The Worst Question


I can picture it like it was yesterday.  Me, Henry, and Harrison were sitting at our dark brown dinner table.  Brandon was out of town for work, again. It had been a long day of playing, rocking, feeding, screaming, coping.  I was counting down the minutes until it would be bedtime and I’d finally be alone. I set Henry’s paper plate of peanut butter and jelly in front of him.  Harrison had been crying for nearly ten minutes by now. Why? I’m not really sure, and I doubt he was either. But he was mad and he wanted everyone to know it.

I tried to feed him bites of the mashed potatoes he normally scarfed down.  He screamed more. I tried to give him a bottle filled with watered-down apple juice.  He slammed his tiny fists down onto his highchair tray. Over and over he screamed until he was so red in the face, I thought he was going to choke.

My salad sat near me, long forgotten.  Henry stared at us both, wondering what I would do.  He could feel the frustration radiating off of me.

“Harrison, knock it off!”  I lost control and yelled, only making things worse.  Harrison’s face scrunched up and he cried harder.

Finally, I gave up.  I lifted Harrison out of his highchair, sat him on the table facing me with his chubby legs hanging down.  He stopped crying nearly instantly. He grabbed for my shirt, he grabbed for my soggy salad, he grabbed for my glass of milk.  To distract him, I got a spoonful of his mashed potatoes and started to feed him. He finally went still and began to eat again.

I sighed.  I likely rolled my eyes.  I sighed harder.

And that’s when Henry asked me the question.  The one that felt like a punch to the gut, and made me feel like I was doing everything wrong.  The one that made me feel ashamed of how I had reacted, not just in this moment, but in all my previous moments where I had lost my temper with Henry or Harrison.

It started off innocently enough:

“Mommy, it’s really hard to have two kids, isn’t it?”  
“Yes, baby, it can be really hard.”

I thought that was the end of it.  It wasn’t.

“Mommy, do you wish that you never had that baby?”

I stopped the spoon mid-way to Harrison’s mouth.  I had to have heard him wrong, right? I asked him to repeat it.  And he did, in exactly the same way.

I felt tears spring to my eyes.  Even now, as I relive that moment, I can feel the tears form.

I had reacted so poorly that I made Henry feel as if I didn’t want his little brother.  I wondered if he also thought I didn’t want him in the times that I lost my temper and yelled at him.

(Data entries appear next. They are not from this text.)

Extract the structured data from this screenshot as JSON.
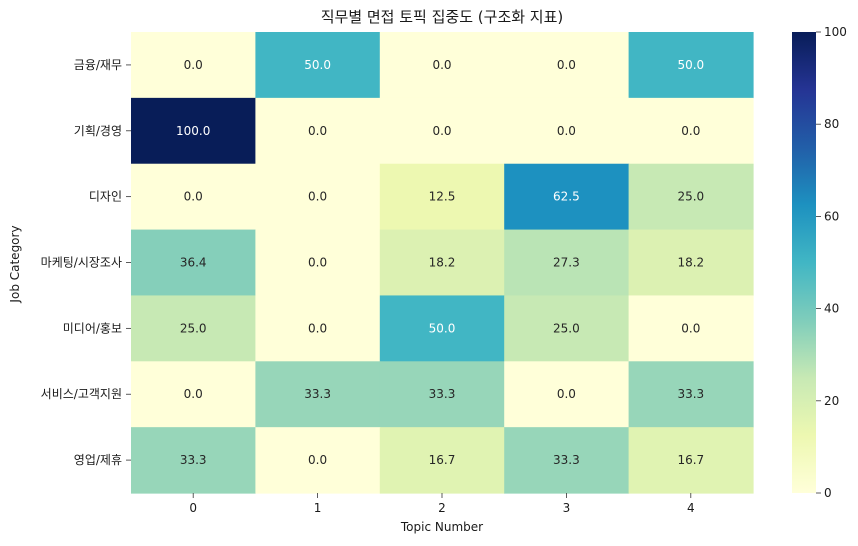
{
  "chart_data": {
    "type": "heatmap",
    "title": "직무별 면접 토픽 집중도 (구조화 지표)",
    "xlabel": "Topic Number",
    "ylabel": "Job Category",
    "x_categories": [
      "0",
      "1",
      "2",
      "3",
      "4"
    ],
    "y_categories": [
      "금융/재무",
      "기획/경영",
      "디자인",
      "마케팅/시장조사",
      "미디어/홍보",
      "서비스/고객지원",
      "영업/제휴"
    ],
    "values": [
      [
        0.0,
        50.0,
        0.0,
        0.0,
        50.0
      ],
      [
        100.0,
        0.0,
        0.0,
        0.0,
        0.0
      ],
      [
        0.0,
        0.0,
        12.5,
        62.5,
        25.0
      ],
      [
        36.4,
        0.0,
        18.2,
        27.3,
        18.2
      ],
      [
        25.0,
        0.0,
        50.0,
        25.0,
        0.0
      ],
      [
        0.0,
        33.3,
        33.3,
        0.0,
        33.3
      ],
      [
        33.3,
        0.0,
        16.7,
        33.3,
        16.7
      ]
    ],
    "value_format": "0.0",
    "colorbar": {
      "range": [
        0,
        100
      ],
      "ticks": [
        0,
        20,
        40,
        60,
        80,
        100
      ],
      "colormap": "YlGnBu"
    }
  }
}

I took a deep breath and as simply as I could, I tried to explain to my four-year-old how I would never wish that.  How sometimes I just got so frustrated because I didn’t know how to make Harrison happy. How even when I’m angry, I always love both him and Harrison.

I took Harrison and put him back in his highchair, where he was now perfectly content to sit and eat his mashed potatoes.  I slid my bowl of salad closer to me and ate it with one hand while feeding Harrison with the other. Henry went back to his dinner.

Minutes later, Henry hopped down from the dinner table, put his plate on the kitchen counter, and walked to the bathroom as I asked.  I picked Harrison up from his chair and followed Henry to the bathroom for their nighttime bath. They splashed and played and giggled in the bath together all while I mulled over Henry’s question, and my response, hoping I had conveyed to Henry how much I truly did want Harrison in our family.

I went to sleep that night with so much guilt on my shoulder’s, vowing to do better the next day.  Vowing to prove to them both how much I want them. But also knowing, chances are that I would probably slip up again, because I am not a perfect mother. Sometimes you just have to give yourself grace.